Zelluläre Müll­ent­sor­gung: Neuer Protein-Abbau-Weg mit unerwarteter Funktion

Damit Zellen ihre Funktion erfüllen und gesund bleiben, müssen laufend neue Proteine gebildet sowie alte und fehlerhafte Proteine entfernt werden. Defekte in diesen Prozessen können zu Erkrankungen wie Neu­ro­de­ge­ne­ra­tion oder Krebs führen.

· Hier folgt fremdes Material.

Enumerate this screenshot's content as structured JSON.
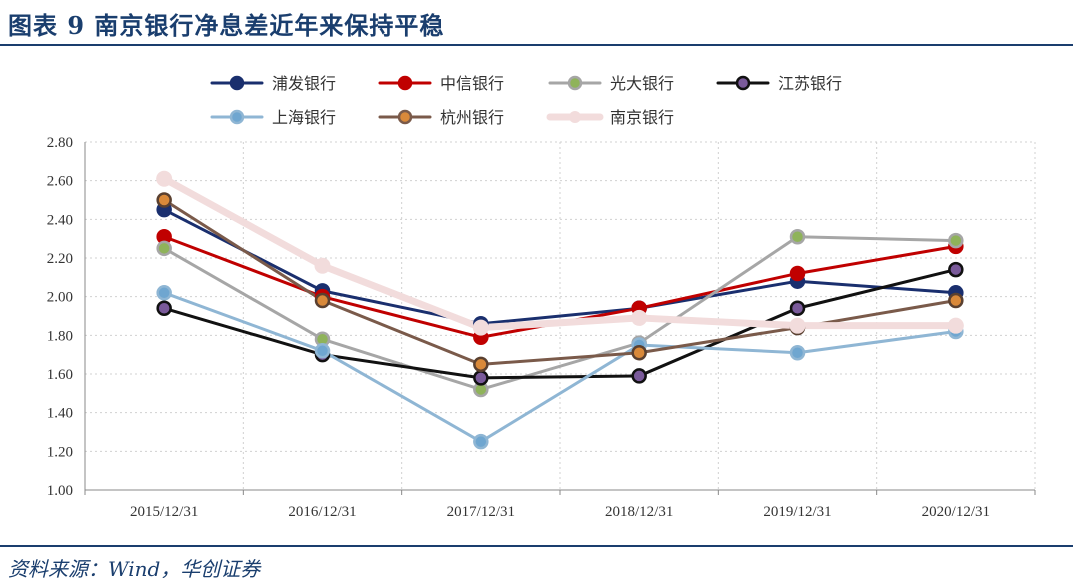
{
  "header": {
    "title": "图表 9   南京银行净息差近年来保持平稳"
  },
  "footer": {
    "source": "资料来源：Wind，华创证券"
  },
  "chart_data": {
    "type": "line",
    "categories": [
      "2015/12/31",
      "2016/12/31",
      "2017/12/31",
      "2018/12/31",
      "2019/12/31",
      "2020/12/31"
    ],
    "ylim": [
      1.0,
      2.8
    ],
    "yticks": [
      "1.00",
      "1.20",
      "1.40",
      "1.60",
      "1.80",
      "2.00",
      "2.20",
      "2.40",
      "2.60",
      "2.80"
    ],
    "grid": true,
    "legend_position": "top",
    "series": [
      {
        "name": "浦发银行",
        "values": [
          2.45,
          2.03,
          1.86,
          1.94,
          2.08,
          2.02
        ],
        "color": "#1a2f6e",
        "marker": "#1a2f6e"
      },
      {
        "name": "中信银行",
        "values": [
          2.31,
          2.0,
          1.79,
          1.94,
          2.12,
          2.26
        ],
        "color": "#c00000",
        "marker": "#c00000"
      },
      {
        "name": "光大银行",
        "values": [
          2.25,
          1.78,
          1.52,
          1.76,
          2.31,
          2.29
        ],
        "color": "#a6a6a6",
        "marker": "#8fb35a"
      },
      {
        "name": "江苏银行",
        "values": [
          1.94,
          1.7,
          1.58,
          1.59,
          1.94,
          2.14
        ],
        "color": "#111111",
        "marker": "#7a5a9a"
      },
      {
        "name": "上海银行",
        "values": [
          2.02,
          1.72,
          1.25,
          1.75,
          1.71,
          1.82
        ],
        "color": "#8fb6d4",
        "marker": "#6fa6d0"
      },
      {
        "name": "杭州银行",
        "values": [
          2.5,
          1.98,
          1.65,
          1.71,
          1.84,
          1.98
        ],
        "color": "#7a5a4a",
        "marker": "#d9893a"
      },
      {
        "name": "南京银行",
        "values": [
          2.61,
          2.16,
          1.84,
          1.89,
          1.85,
          1.85
        ],
        "color": "#f2dcdc",
        "marker": "#f2dcdc"
      }
    ]
  }
}
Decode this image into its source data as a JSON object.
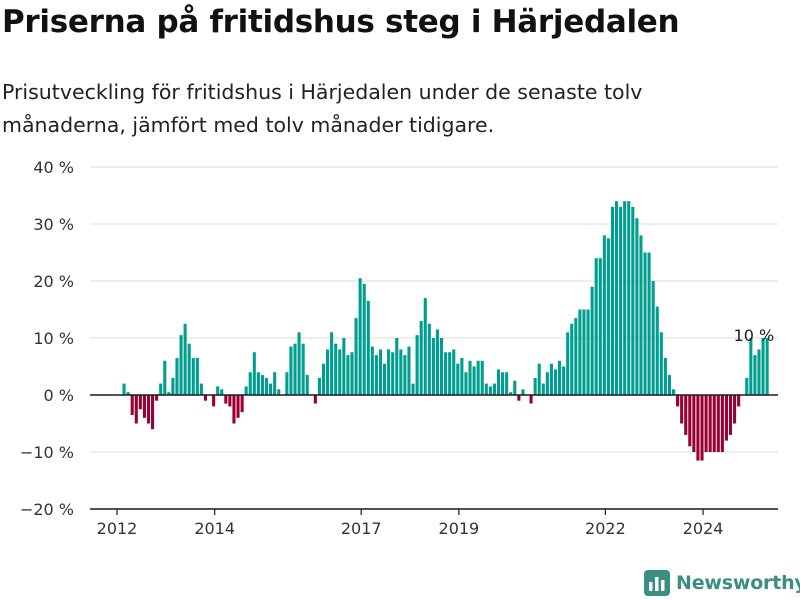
{
  "title": "Priserna på fritidshus steg i Härjedalen",
  "subtitle": "Prisutveckling för fritidshus i Härjedalen under de senaste tolv månaderna, jämfört med tolv månader tidigare.",
  "brand": {
    "name": "Newsworthy",
    "icon": "bar-chart-logo-icon",
    "color": "#3a8f82"
  },
  "chart_data": {
    "type": "bar",
    "title": "Priserna på fritidshus steg i Härjedalen",
    "xlabel": "",
    "ylabel": "",
    "ylim": [
      -20,
      40
    ],
    "yticks": [
      -20,
      -10,
      0,
      10,
      20,
      30,
      40
    ],
    "ytick_labels": [
      "−20 %",
      "−10 %",
      "0 %",
      "10 %",
      "20 %",
      "30 %",
      "40 %"
    ],
    "x_ticks": [
      {
        "label": "2012",
        "index": 0
      },
      {
        "label": "2014",
        "index": 24
      },
      {
        "label": "2017",
        "index": 60
      },
      {
        "label": "2019",
        "index": 84
      },
      {
        "label": "2022",
        "index": 120
      },
      {
        "label": "2024",
        "index": 144
      }
    ],
    "grid": true,
    "positive_color": "#009e8f",
    "negative_color": "#990033",
    "annotation": {
      "text": "10 %",
      "index": 156
    },
    "values": [
      0,
      2,
      0.5,
      -3.5,
      -5,
      -2.5,
      -4,
      -5,
      -6,
      -1,
      2,
      6,
      0.5,
      3,
      6.5,
      10.5,
      12.5,
      9,
      6.5,
      6.5,
      2,
      -1,
      0,
      -2,
      1.5,
      1,
      -1.5,
      -2,
      -5,
      -4,
      -3,
      1.5,
      4,
      7.5,
      4,
      3.5,
      3,
      2,
      4,
      1,
      0,
      4,
      8.5,
      9,
      11,
      9,
      3.5,
      0,
      -1.5,
      3,
      5.5,
      8,
      11,
      9,
      8,
      10,
      7,
      7.5,
      13.5,
      20.5,
      19.5,
      16.5,
      8.5,
      7,
      8,
      5.5,
      8,
      7.5,
      10,
      8,
      7,
      8.5,
      2,
      10.5,
      13,
      17,
      12.5,
      10,
      11.5,
      10,
      7.5,
      7.5,
      8,
      5.5,
      6.5,
      4,
      6,
      5,
      6,
      6,
      2,
      1.5,
      2,
      4.5,
      4,
      4,
      0.5,
      2.5,
      -1,
      1,
      0,
      -1.5,
      3,
      5.5,
      2,
      4,
      5.5,
      4.5,
      6,
      5,
      11,
      12.5,
      13.5,
      15,
      15,
      15,
      19,
      24,
      24,
      28,
      27.5,
      33,
      34,
      33,
      34,
      34,
      33,
      31,
      28,
      25,
      25,
      20,
      15.5,
      11,
      6.5,
      3.5,
      1,
      -2,
      -5,
      -7,
      -9,
      -10,
      -11.5,
      -11.5,
      -10,
      -10,
      -10,
      -10,
      -10,
      -8,
      -7,
      -5,
      -2,
      0,
      3,
      10,
      7,
      8,
      10,
      10
    ]
  }
}
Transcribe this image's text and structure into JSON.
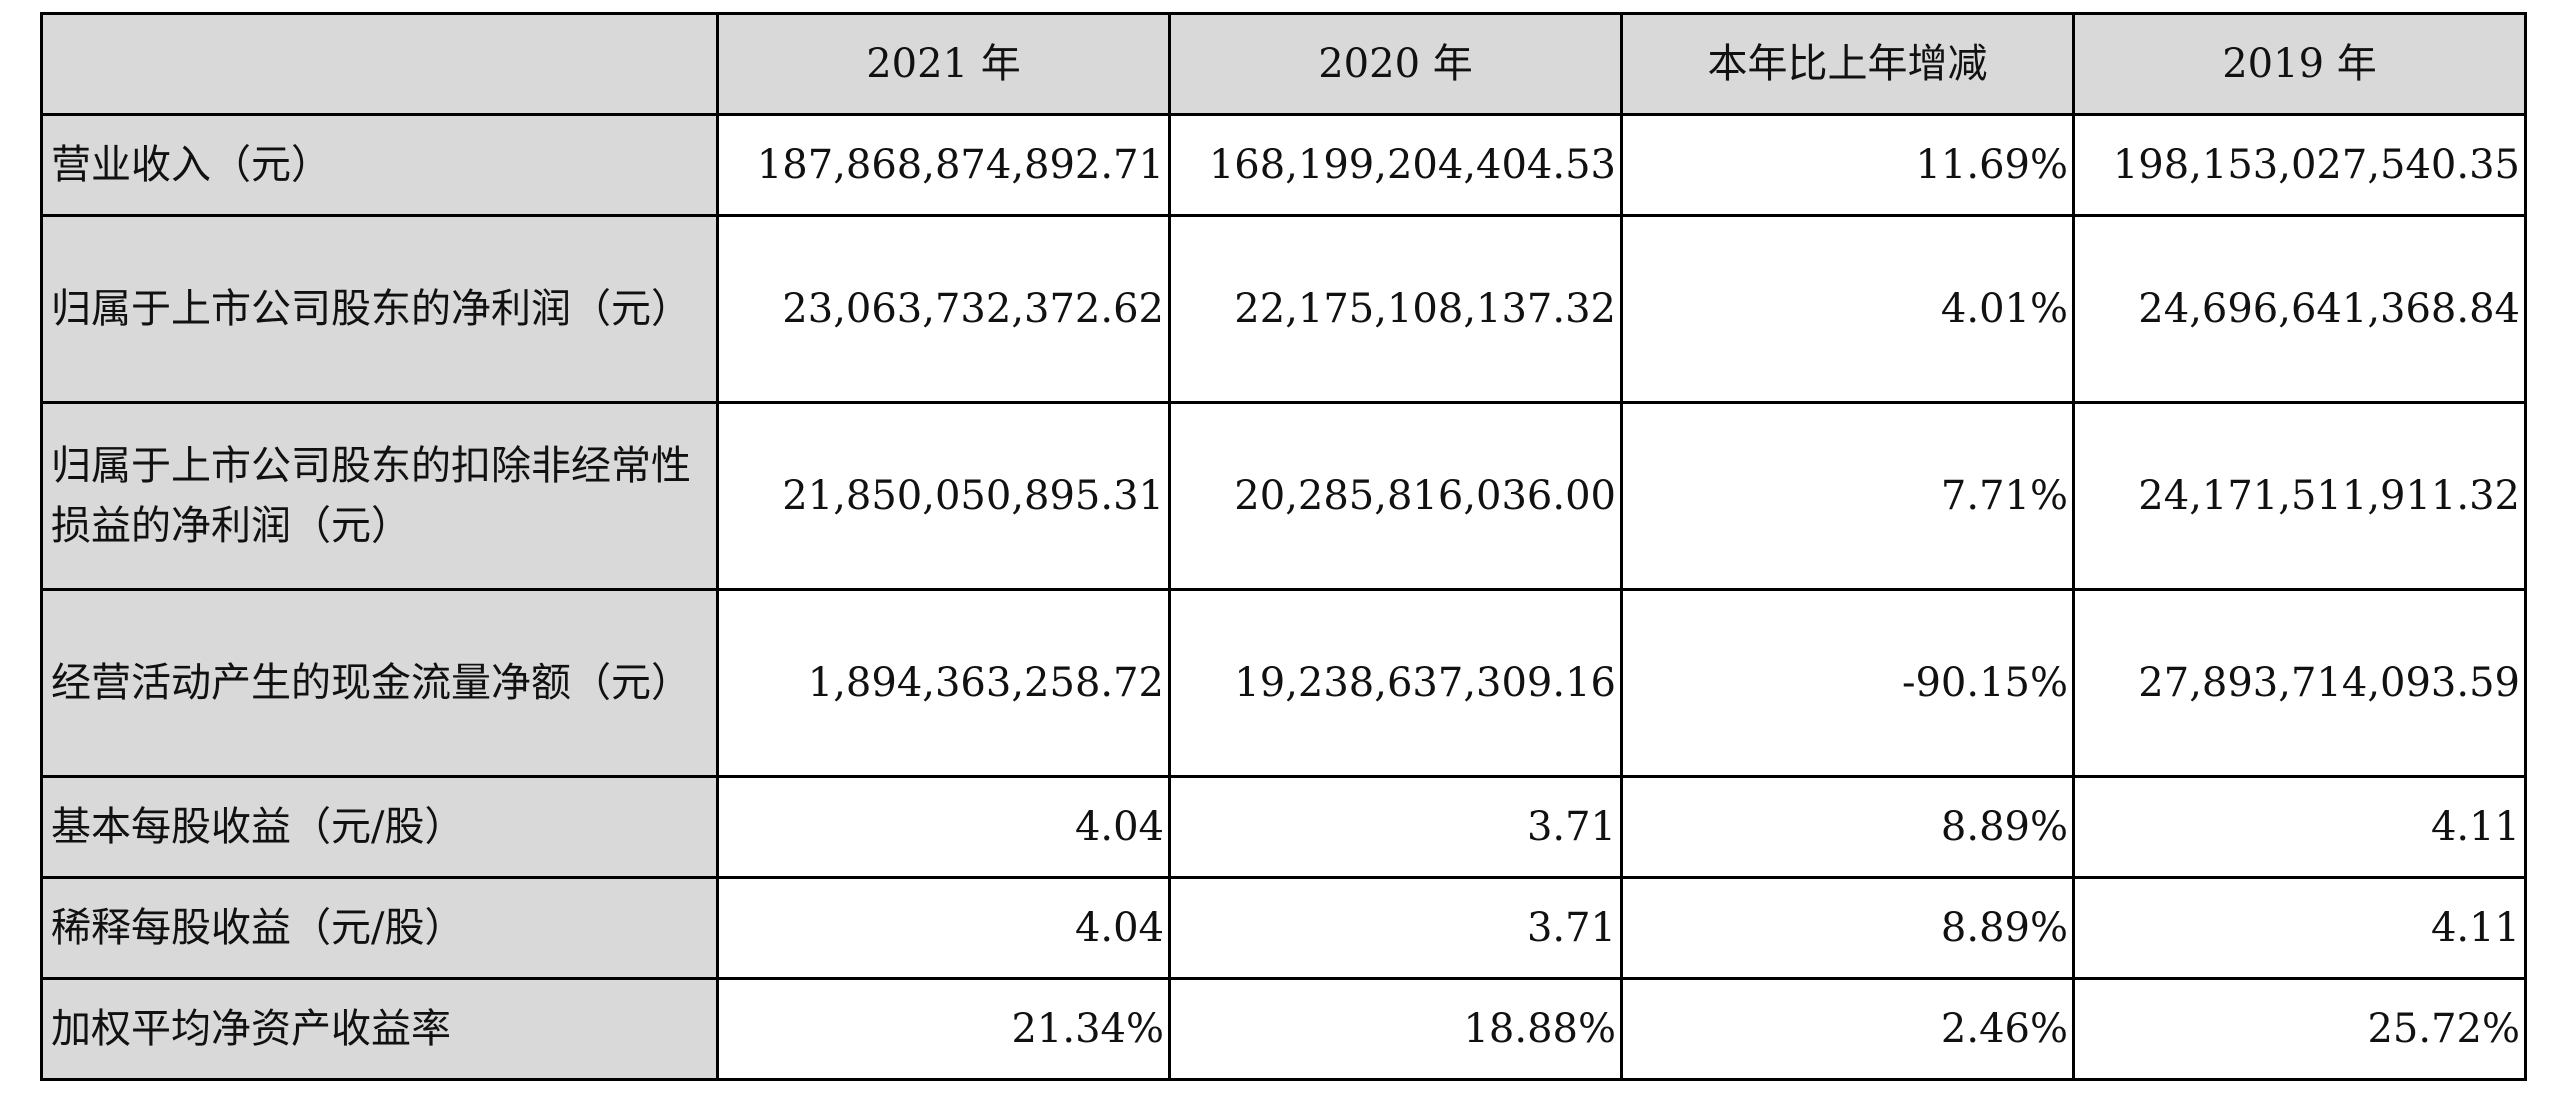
{
  "table": {
    "headers": [
      "",
      "2021 年",
      "2020 年",
      "本年比上年增减",
      "2019 年"
    ],
    "rows": [
      {
        "label": "营业收入（元）",
        "values": [
          "187,868,874,892.71",
          "168,199,204,404.53",
          "11.69%",
          "198,153,027,540.35"
        ]
      },
      {
        "label": "归属于上市公司股东的净利润（元）",
        "values": [
          "23,063,732,372.62",
          "22,175,108,137.32",
          "4.01%",
          "24,696,641,368.84"
        ]
      },
      {
        "label": "归属于上市公司股东的扣除非经常性损益的净利润（元）",
        "values": [
          "21,850,050,895.31",
          "20,285,816,036.00",
          "7.71%",
          "24,171,511,911.32"
        ]
      },
      {
        "label": "经营活动产生的现金流量净额（元）",
        "values": [
          "1,894,363,258.72",
          "19,238,637,309.16",
          "-90.15%",
          "27,893,714,093.59"
        ]
      },
      {
        "label": "基本每股收益（元/股）",
        "values": [
          "4.04",
          "3.71",
          "8.89%",
          "4.11"
        ]
      },
      {
        "label": "稀释每股收益（元/股）",
        "values": [
          "4.04",
          "3.71",
          "8.89%",
          "4.11"
        ]
      },
      {
        "label": "加权平均净资产收益率",
        "values": [
          "21.34%",
          "18.88%",
          "2.46%",
          "25.72%"
        ]
      }
    ]
  }
}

Ein Team um den Zellbiologen David Teis vom Biozentrum der Medizinischen Universität Innsbruck konnte nun einen neuen Protein-Abbau-Weg iden­ti­fi­zie­ren, der zudem auch eine essentielle Funktion im intra­zel­lu­lä­ren Lipid­s­toff­wech­sel erfüllt. Das neue Wissen lässt nach Einschätzung der Universität potenzielle Therapie-Ansätze für den gezielten Abbau von Proteinen erwarten.

Zellen müssen ihren intra­zel­lu­lä­ren Abfall entsorgen und recyclen. Damit wird verhindert, dass sich Proteine ansammeln und Schaden anrichten. Zellen bedienen sich dafür eines aus­ge­klü­gel­ten Müll-Managements, das bestimmte Gruppen von Proteinen in unter­schied­liche Proteinabbau Systeme einschleust. Für den gezielten Abbau von Membran-Proteinen waren bisher zwei Ent­sor­gungs­wege bekannt: ERAD (ER-assoziierte Pro­te­in­de­gra­da­tion) und der ‚mul­ti­ve­si­cu­lar body‘ (MVB) Weg, der vom Pro­te­in­kom­plex ESCRT (‚endosomal sorting complexes required for transport’) gesteuert wird. „Sind diese Abbauprozesse aufgrund einer Fehlfunktion gestört, kann das zu schwer­wie­gen­den Erkrankungen von Krebs bis Neu­ro­de­ge­ne­ra­tion führen“, weiß Zellbiologe David Teis, der mit seinem Team an der Sektion für Zellbiologie des Innsbrucker Biozentrum seit vielen Jahren zum Zell­stoff­wech­sel forscht und die Funktion des ESCRT-Komplexes bereits maßgeblich aufklären konnte.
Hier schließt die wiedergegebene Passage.